Anticboo -pressure drugs include Angiotensin (ACEI) and Angiotensin II antagonists (known as Angiotensin, ARB) receptor inhibitors, diuretics and beta receptor blockers: Prostaglandin inhibitors can reduce the anti -hypertension effect of Angiotensin (ACEI) and//anti -anti -anti -Angiotensin drugs Diuretics and beta receptor blockers. It should be noted that these interactions when using Celecoxib and enzyme inhibitors Angiotensin (Acei) and/or Angiotensin II antagonistic drugs, diuretics and beta receptor blockers.
In elderly patients, people who have fluid reduced (including diuretics are taking) or kidney damage, simultaneous use of NSAIDs, including COX-2 inhibitors, with angiotensin (ACEI), Angiotensin II antagonists or diuretic drugs that can lead to kidney function damage including acute renal failure. These effects are often recovered. Therefore, be careful when using Celecoxib simultaneously with these drugs. Patients need to be compensated enough and monitor kidney function when they start a combination and periodic use regimen.

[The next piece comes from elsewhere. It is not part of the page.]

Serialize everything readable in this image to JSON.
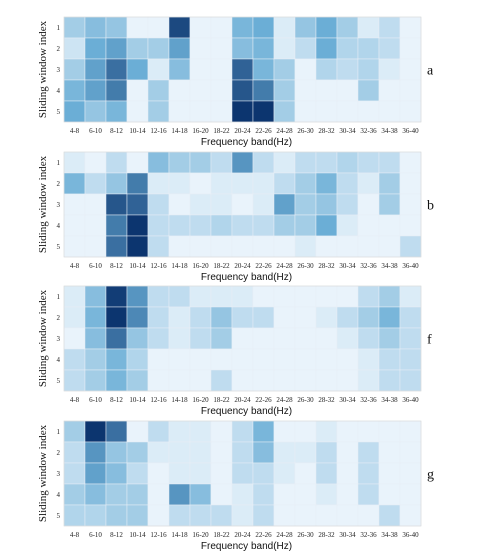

Results from Lisinopril research: In a 28 -day clinical study in stage I and II patients with Lisinopril's control, the use of Celecoxib 200 mg twice a day does not increase the systolic and diastolic hypertension when compared to the placebo -use groups during blood pressure control process 24 hours. In the group of patients using simultaneously with Celecoxib 200 mg twice a day, 48% of patients do not respond to Lisinopril during the last visitor (meaning diastolic blood pressure greater than 90 mmHg or diastolic hypertension increased by more than 10% compared to the original time), for the placebo group this number is 27%. This difference is statistically significant.
Cyclosporin: Because NSAIDs work on kidney prostaglandin, these drugs may increase the risk of cyclosporin kidney poisoning.
fluconazole and ketoconazole: simultaneously use Fluconazole at a dose of 200 mg, 1 time/day double the plasma celecoxib concentration due to fluconazole has the effect of inhibiting enzyme metabolism of Celecoxib CYP P450 2C9. Celecoxib should be started at half the recommended dose in patients who are taking drugs that inhibit CYP2C9 as fluconazole. Ketoconazole, a CYP3A4 inhibitor, has no significant celecoxib metabolism inhibitors.
Dextromethorphan and Metoprolol: The simultaneous use of Celecoxib 200 mg twice a day increases 2.6 times and 1.5 times the concentration of dextromethorphan and metoprolol in plasma (substrates of CYP2D6). This is because Celecoxib inhibits metabolism of substrates of CYP2D6. Therefore, it is necessary to reduce the dose of medications as substrate of CYP2D6 when starting to use Celecoxib simultaneously and need to increase the dose of these drugs when stopping using Celecoxib.
Diuretics: Clinical studies show that in some patients, NSAIDs can reduce the effect of increasing the sub -sodium sodium of Furosemid and Thiazid by inhibiting prostaglandin synthesis in the kidneys.
Methotrexate: There are no important clinical and pharmacokinetic interactions between Celecoxib and Methotrexate in clinical research between these two drugs.
Oral contraceptives: In an interactive study, Celecoxib does not have a clinical clear effect with pharmacokinetics of oral contraceptive pills (1 Mgnorethindron/0.035 mg of ethinylestradiol).
Other drugs: No clinical interactive reports between Celecoxib and antacids (aluminum and magnesium), Omeprazol, Glibenclamid (Glybid), Phenytoin or Tolbutamid.
Storage
Store in a dry place, avoid light, temperature not exceeding 30 ° C.